Дрейер: Я предложила бы обратить внимание на трех женщин из окружения Хорстмана. Имею в виду Сузанну Вардайнер, Генриетту Шмельц и Ингеборг Файнер. То, что я выяснила о них, есть в деле. Теперь две группы наших следят за Сузанной Вардайнер и Генриеттой Шмельц. А Файнер я займусь сама.

Циммерман: Согласен.

Фон Гота: А чем заняться мне?

Циммерман: Вы, дорогой друг, наше секретное оружие, которое мы используем в так называемом высшем свете. Вот ваша главная роль.

Денглер (новый член команды, человек с большим опытом и способностями в сыскном деле): Хотел бы обратить внимание еще на одну задачу, стоящую перед нами. Речь о месте происшествия — этой чертовой Нойемюлештрассе. Что там делал Хорстман? К кому направлялся? С кем там встретился перед смертью или хотел встретиться, но не успел?!

Циммерман: Согласен, это важно, и нужно выяснить. Вы проверьте адреса в том квартале и не забудьте сокращения «Фри» из блокнота Хорстмана.

Денглер: Я уже начал над этим работать. Это «Фри» могло быть сокращением от имени или названия улицы в том районе.

Циммерман: Так что займитесь этим, и побыстрее. И с этой минуты, дорогие коллеги, для нас не существует никаких плановых сроков, графиков совещаний и субординации. Все, что только найдете, немедленно сообщайте мне.
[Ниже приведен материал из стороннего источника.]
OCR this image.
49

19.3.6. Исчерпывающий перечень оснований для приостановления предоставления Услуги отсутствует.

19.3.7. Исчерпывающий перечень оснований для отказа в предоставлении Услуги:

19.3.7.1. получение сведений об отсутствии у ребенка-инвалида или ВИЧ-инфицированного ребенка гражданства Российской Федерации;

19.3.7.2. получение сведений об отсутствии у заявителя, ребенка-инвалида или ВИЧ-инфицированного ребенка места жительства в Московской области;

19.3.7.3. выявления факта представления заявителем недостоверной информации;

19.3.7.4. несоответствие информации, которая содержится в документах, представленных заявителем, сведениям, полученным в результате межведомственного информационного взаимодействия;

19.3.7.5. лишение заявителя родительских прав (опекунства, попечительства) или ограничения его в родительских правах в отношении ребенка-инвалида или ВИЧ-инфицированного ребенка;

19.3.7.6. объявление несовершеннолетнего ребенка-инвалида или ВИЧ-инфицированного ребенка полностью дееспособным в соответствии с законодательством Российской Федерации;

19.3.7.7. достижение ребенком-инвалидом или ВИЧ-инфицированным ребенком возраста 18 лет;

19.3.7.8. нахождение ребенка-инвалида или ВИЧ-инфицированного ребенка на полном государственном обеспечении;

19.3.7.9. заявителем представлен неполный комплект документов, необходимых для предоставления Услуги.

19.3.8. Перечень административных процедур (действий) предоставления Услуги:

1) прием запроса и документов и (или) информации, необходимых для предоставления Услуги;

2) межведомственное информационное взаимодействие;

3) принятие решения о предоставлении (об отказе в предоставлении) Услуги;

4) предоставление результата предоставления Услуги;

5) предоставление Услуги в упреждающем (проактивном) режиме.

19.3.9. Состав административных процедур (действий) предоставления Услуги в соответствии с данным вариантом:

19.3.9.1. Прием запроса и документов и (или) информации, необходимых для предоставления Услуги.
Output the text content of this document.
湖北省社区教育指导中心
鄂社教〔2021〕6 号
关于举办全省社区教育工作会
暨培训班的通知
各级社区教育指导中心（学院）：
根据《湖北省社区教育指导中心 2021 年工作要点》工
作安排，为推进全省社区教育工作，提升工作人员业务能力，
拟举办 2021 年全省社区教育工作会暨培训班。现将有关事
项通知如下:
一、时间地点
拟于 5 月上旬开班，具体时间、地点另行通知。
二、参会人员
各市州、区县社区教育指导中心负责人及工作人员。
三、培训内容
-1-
Да, с этой минуты Циммерман начал сплетать из нитей сеть, в которую должен попасться убийца.


* * *

Комиссар Кребс вышел на улицу, держа малышку Сабину за руку. Остановив такси, назвал адрес на Унгерштрассе. Заплатил и не напомнил о квитанции — не счел поездку служебной.

Сабина открыла дверь ключом, болтавшимся на цепочке вокруг шеи, и вбежала в квартиру:

— У нас гость, мамуля!

Хелен Фоглер лежала в постели и выглядела неважно. Кребс, приоткрыв дверь спальни, сказал негромко:

— Меня привела Сабина. Она считает, что вам плохо. Хелен села.

— Невозможный ребенок! — И Сабине — нежно: — Прошу тебя, оставь нас одних.

— На четверть часа, — с необычайно серьезным видом согласилась Сабина. — Я пока порисую. А потом я тоже хотела бы поговорить с комиссаром. — Увидев, что Кребс кивнул, успокоилась и вышла.

— Вы на самом деле пришли только из-за нее? — недоверчиво спросила Хелен.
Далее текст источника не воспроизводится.